True Self and False Self: Week 1
Renouncing the World
Tuesday, August 8, 2017
The New Testament often uses the word world to speak of the corporate false self. “World” used in this way is not speaking of creation, the planet, or nature, but what we might call “the system.” Unfortunately, many Christians are enamored with the “filthy, rotten system,” showing little concern for earth care, animals, or global warming. What a strange and sad turnaround from the original intention.
“The world” in the Bible is the system of mutual flattery and constant rewarding of the false self. Jesus said, “In the world [system] you will have trouble; but be brave, I have already overcome it” (John 16:33). He overcame the system’s seduction and illusion by living inside an utterly different frame of reference, what he called “the Reign of God” and what I call the Big Picture. The false self is no longer a threat or an enduring attraction once you have experienced the True Self. This is what we are trying to say as Christians when we sing in a dozen ways at Easter, “Jesus destroyed death!” People might understand this much better if we said, “Jesus exposed the lie.” Once the veil is pulled back from illusion, it is just a matter of time before the system crumbles and we rebuild with the True Self’s values and guidance.
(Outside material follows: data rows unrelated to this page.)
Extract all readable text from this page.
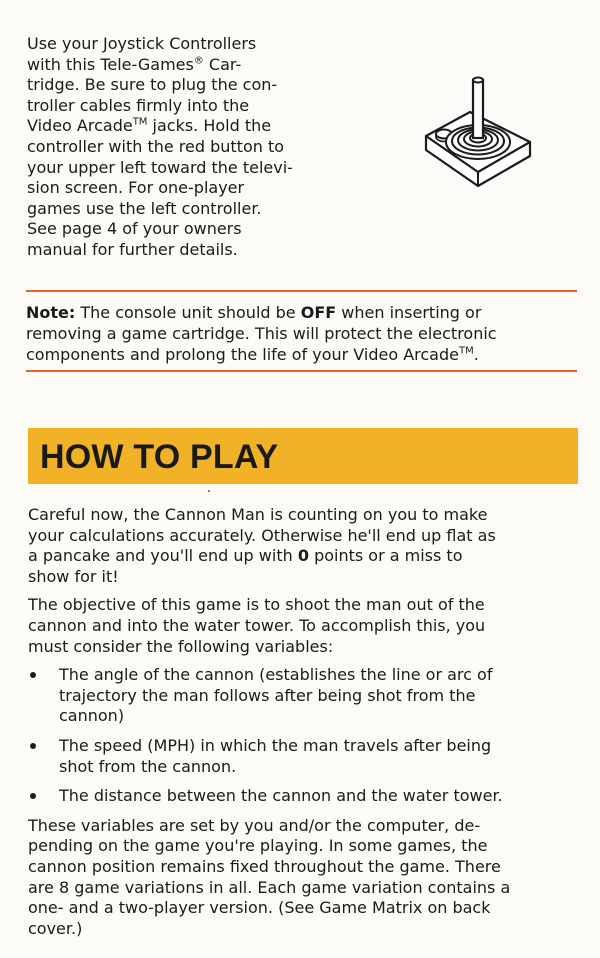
Use your Joystick Controllers
with this Tele-Games® Car-
tridge. Be sure to plug the con-
troller cables firmly into the
Video Arcade™ jacks. Hold the
controller with the red button to
your upper left toward the televi-
sion screen. For one-player
games use the left controller.
See page 4 of your owners
manual for further details.

Note: The console unit should be OFF when inserting or
removing a game cartridge. This will protect the electronic
components and prolong the life of your Video Arcade™.

HOW TO PLAY

Careful now, the Cannon Man is counting on you to make
your calculations accurately. Otherwise he'll end up flat as
a pancake and you'll end up with 0 points or a miss to
show for it!

The objective of this game is to shoot the man out of the
cannon and into the water tower. To accomplish this, you
must consider the following variables:

The angle of the cannon (establishes the line or arc of
trajectory the man follows after being shot from the
cannon)
The speed (MPH) in which the man travels after being
shot from the cannon.
The distance between the cannon and the water tower.

These variables are set by you and/or the computer, de-
pending on the game you're playing. In some games, the
cannon position remains fixed throughout the game. There
are 8 game variations in all. Each game variation contains a
one- and a two-player version. (See Game Matrix on back
cover.)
I was blessed to live with Mother Teresa’s Missionaries of Charity at the motherhouse in Calcutta shortly after Mother Teresa died. The sisters so concentrated on the True Self in God that they almost disdained the false self (which might have its own problems, I admit). But it did explain for me their obvious peace, happiness, and contentment, which surely most of our world does not enjoy. They offered a shining witness of radical living in the True Self in God in a largely false-self world.
You are doing the same thing every time you sit in silence, refusing to produce and perform. Stay with your contemplative practice—at least once a day—until the false self shows itself for the partial imposter that it is.
Both Jesus and Buddha point to an essential “renouncing” of the false self, a foundational death of the ego that is frankly hard to talk about in our contemporary world. This dying to self is at the heart of the spiritual journey.
Gateway to Silence:
I am love.
Reference:
Adapted from Richard Rohr, Immortal Diamond: The Search for Our True Self (Jossey-Bass: 2013), 37-38, 41-44.